If changing your schema to break these up into smaller documents isn’t an option, I suggest taking the portions of the document that aren’t necessary for queries, or which change less often, and making them into a blob/attachment in JSON format. (Or multiple attachments, to keep them under 20MB.)

Hi Jens,
Thanks for the quick and detailed response. I don’t care much about loading document or query as that will almost never happen on client side nor on production server in my use case (this type of document is primarily for record-keeping purpose, which is why its size will grow over time, and I need to let it grow), but the 3rd and 4th points are indeed issues for me.
Breaking up the document into smaller documents isn’t an option for me (because even one of the fields could eventually grow beyond 20MB for active users). I was wondering what’s the size limits on the “blob/attachment in JSON format” you mentioned? I mean what’s the size limit per blob/attachment and what’s the limit on the number of such blob/attachment per document? And any performance considerations for blob/attachment when the total size is on the order of tens of MB?

Thanks!

(this type of document is primarily for record-keeping purpose, which is why its size will grow over time, and I need to let it grow)

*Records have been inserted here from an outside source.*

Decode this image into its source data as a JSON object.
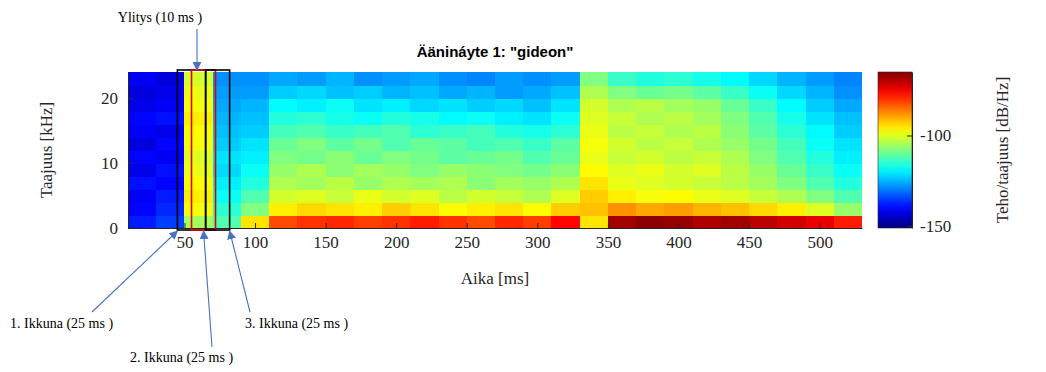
{
  "chart_data": {
    "type": "heatmap",
    "title": "Äänináyte 1: \"gideon\"",
    "x_label": "Aika [ms]",
    "y_label": "Taajuus [kHz]",
    "xlim": [
      10,
      530
    ],
    "ylim": [
      0,
      24
    ],
    "xticks": [
      50,
      100,
      150,
      200,
      250,
      300,
      350,
      400,
      450,
      500
    ],
    "yticks": [
      0,
      10,
      20
    ],
    "x_edges": [
      10,
      30,
      50,
      70,
      90,
      110,
      130,
      150,
      170,
      190,
      210,
      230,
      250,
      270,
      290,
      310,
      330,
      350,
      370,
      390,
      410,
      430,
      450,
      470,
      490,
      510,
      530
    ],
    "y_edges": [
      0,
      2,
      4,
      6,
      8,
      10,
      12,
      14,
      16,
      18,
      20,
      22,
      24
    ],
    "cells": [
      [
        -138,
        -135,
        -105,
        -112,
        -95,
        -82,
        -80,
        -79,
        -81,
        -80,
        -78,
        -80,
        -82,
        -79,
        -81,
        -76,
        -95,
        -68,
        -66,
        -67,
        -69,
        -68,
        -70,
        -72,
        -74,
        -78
      ],
      [
        -140,
        -137,
        -98,
        -115,
        -108,
        -96,
        -94,
        -95,
        -96,
        -93,
        -95,
        -97,
        -96,
        -95,
        -97,
        -93,
        -92,
        -88,
        -90,
        -89,
        -91,
        -92,
        -94,
        -96,
        -100,
        -106
      ],
      [
        -141,
        -138,
        -96,
        -118,
        -112,
        -101,
        -100,
        -102,
        -99,
        -101,
        -100,
        -103,
        -101,
        -102,
        -104,
        -100,
        -93,
        -96,
        -98,
        -97,
        -99,
        -100,
        -102,
        -104,
        -108,
        -112
      ],
      [
        -139,
        -140,
        -97,
        -120,
        -116,
        -104,
        -105,
        -103,
        -106,
        -104,
        -105,
        -104,
        -107,
        -105,
        -106,
        -104,
        -95,
        -99,
        -100,
        -101,
        -102,
        -103,
        -105,
        -108,
        -112,
        -116
      ],
      [
        -142,
        -139,
        -99,
        -122,
        -118,
        -106,
        -104,
        -107,
        -105,
        -106,
        -108,
        -106,
        -107,
        -108,
        -109,
        -107,
        -97,
        -100,
        -99,
        -101,
        -100,
        -103,
        -106,
        -110,
        -114,
        -118
      ],
      [
        -140,
        -141,
        -100,
        -121,
        -120,
        -108,
        -109,
        -107,
        -110,
        -108,
        -109,
        -111,
        -110,
        -109,
        -112,
        -110,
        -99,
        -102,
        -101,
        -103,
        -102,
        -104,
        -108,
        -112,
        -116,
        -120
      ],
      [
        -143,
        -140,
        -98,
        -123,
        -121,
        -110,
        -108,
        -111,
        -109,
        -112,
        -110,
        -111,
        -113,
        -112,
        -114,
        -111,
        -98,
        -101,
        -103,
        -102,
        -104,
        -106,
        -109,
        -113,
        -118,
        -121
      ],
      [
        -141,
        -142,
        -97,
        -124,
        -123,
        -113,
        -112,
        -114,
        -113,
        -112,
        -115,
        -114,
        -113,
        -116,
        -117,
        -115,
        -99,
        -103,
        -102,
        -104,
        -103,
        -107,
        -111,
        -115,
        -119,
        -123
      ],
      [
        -140,
        -139,
        -96,
        -125,
        -124,
        -116,
        -115,
        -117,
        -118,
        -116,
        -117,
        -119,
        -118,
        -120,
        -121,
        -118,
        -100,
        -102,
        -104,
        -103,
        -105,
        -108,
        -112,
        -117,
        -121,
        -124
      ],
      [
        -142,
        -141,
        -98,
        -126,
        -125,
        -119,
        -120,
        -118,
        -121,
        -120,
        -122,
        -121,
        -123,
        -122,
        -124,
        -121,
        -101,
        -104,
        -103,
        -105,
        -106,
        -110,
        -114,
        -119,
        -123,
        -126
      ],
      [
        -143,
        -142,
        -99,
        -127,
        -127,
        -123,
        -122,
        -124,
        -123,
        -125,
        -124,
        -126,
        -125,
        -127,
        -126,
        -124,
        -104,
        -108,
        -110,
        -109,
        -111,
        -114,
        -118,
        -122,
        -125,
        -128
      ],
      [
        -141,
        -143,
        -101,
        -128,
        -128,
        -126,
        -127,
        -125,
        -128,
        -127,
        -126,
        -128,
        -129,
        -127,
        -128,
        -127,
        -108,
        -114,
        -116,
        -115,
        -117,
        -119,
        -122,
        -125,
        -127,
        -129
      ]
    ],
    "colorbar": {
      "label": "Teho/taajuus [dB/Hz]",
      "range": [
        -151,
        -65
      ],
      "ticks": [
        -150,
        -100
      ]
    },
    "annotations": [
      {
        "text": "Ylitys (10 ms )"
      },
      {
        "text": "1. Ikkuna (25 ms )",
        "x_range": [
          45,
          65
        ],
        "color": "black"
      },
      {
        "text": "2. Ikkuna (25 ms )",
        "x_range": [
          55,
          72
        ],
        "color": "red"
      },
      {
        "text": "3. Ikkuna (25 ms )",
        "x_range": [
          65,
          82
        ],
        "color": "black"
      }
    ]
  }
}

It would probably be more efficient to create new documents rather than keep appending to an existing document. Or at least only append to an existing doc for a limited time or until it reaches a size threshold.

what’s the size limit per blob/attachment and what’s the limit on the number of such blob/attachment per document?

Individual blobs are also limited to 20MB since they’re also stored as documents in Couchbase Server.
There is no limit on the number of blobs attached to a document, though.

Thanks Jens ! I am thinking about setting size threshold to 5MB, once document reach this size, just create another document. This circles back to this question: what’s the best way to programmatically get CBLDocument size at run time from mobile end (iOS and Android) in November 2019?

The premise doesn’t make much sense in terms of Couchbase Lite since it stores files in a completely different format than Couchbase Server does. The closest estimate you could probably get would be to transform your document into a JSON string piece by piece and then see how long it becomes (blobs would have to be special cased but they are all roughly the same size in the actual document, so you could probably just add a delta onto your total per blob). Compare the size to the size on Server and adjust as necessary.

Hi Borrrden,
Thanks for the info. Since this is quite a bit of work, could you consider adding an instance method (e.g. getDocSize() or estimateDocSize() ) in CBLDocument class in future releases?

The use case for this is very narrow so I wouldn’t get your hopes up, but I’ll let @priya.rajagopal and @pasin know about it.

All you have to do is convert the document body to JSON, with no whitespace. Non-ASCII characters in strings should be written as UTF-8 and not escaped.

There is nothing special to do about blobs. They are not sent or stored as part of the document body.